The only explanations I can come up with are that one of my sensors has alternate, undocumented (??) "frost alarm" feature or the Acurite Bridge is listening to one of my old Oregon temperature sensors. When I look at the Acurite Bridge web page I only see the above Acurite sensors.
The program failed on two successive nights, exactly when the outside temperature reached freezing and the Pi got the above record via the bridge. I have now fixed the program, but am curious.
And again, if there's no way to get data faster than the 18 seconds, that ends the conversation. And with the 18 seconds, that's what gives the device such long battery life (in addition to the solar panel on top - but I'm coming up on 2 years without replacing the lithiums right now and the station is showing about 40% still). But there could be a scenario where that could be "upped" - to measure the gusts - I'd certainly sacrifice having to change the batteries a little more often if it meant I could get even remotely accurate wind gust measurements. In this recent wind storm, I was getting high wind alarms all the time - but they were maxing out at 24mph.....problem is when I use a pulse anemometer to measure gusts, I was getting readings in the 40mph range over 2-3 seconds...something that the 5 in 1 currently cannot compensate for.
George......I've been using your technique for capturing the Acurite data from the Acurite Internet Bridge for almost a year now, as I think you know.
Today's server outage was a real eye-opener for me as I did not realize, that the functions of the bridge, depended on it have full contact with the Acurite servers.
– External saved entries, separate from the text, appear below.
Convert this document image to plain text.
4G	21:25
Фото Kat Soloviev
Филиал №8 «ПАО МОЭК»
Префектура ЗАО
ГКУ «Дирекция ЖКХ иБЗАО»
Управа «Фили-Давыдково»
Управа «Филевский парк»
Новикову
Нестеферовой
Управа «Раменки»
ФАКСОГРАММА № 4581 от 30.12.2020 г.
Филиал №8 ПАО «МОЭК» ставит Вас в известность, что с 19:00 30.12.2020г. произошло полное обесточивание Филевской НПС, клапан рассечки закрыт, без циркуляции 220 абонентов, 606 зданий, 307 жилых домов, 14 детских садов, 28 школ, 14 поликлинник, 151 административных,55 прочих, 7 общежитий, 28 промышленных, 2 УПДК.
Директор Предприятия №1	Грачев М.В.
IE, the Internet bridge does not function "at all" if it loses Internet connection.
Has anyone found a way (hardware and software) to monitor the Acurite sensors independently of the Acurite Internet Bridge and the Internet. I think I have heard of some PC applications, but they would require the PC to be running 24x7. I wonder if there is something using a Raspberry Pi?
Thanks for any thoughts.....RDK
&id=<my bridge's MAC address>&mt=5N1x31&sensor=00002236
Occasionally, there will be an additional character at the end of that string, but mainly the data stream is just the above.
Gven my ignorance on how this system works and having basically just run IPWX without a solid understanding of the back end, I'm stuck here.
There is an above thread within this thread between George and RDK. Do either of you have a working setup for the current bridge firmware that I might lean on you to provide me?
"If it ain't broke..."
Thanks for any thoughts!
George....I just finished a Jessie setup like my Wheezy setup for monitoring my Acurite smartHUB. Both are running on Pi B+'s. Both seem to be running ok.
However, it seems that with Jessie one is supposed to not do everything in the "Interfaces" file, but also to make changes to the "dhcpd.conf" file. I just looked at the MAN file for that and am seriously confused. Could you comment or share your "dhcpd.conf" file?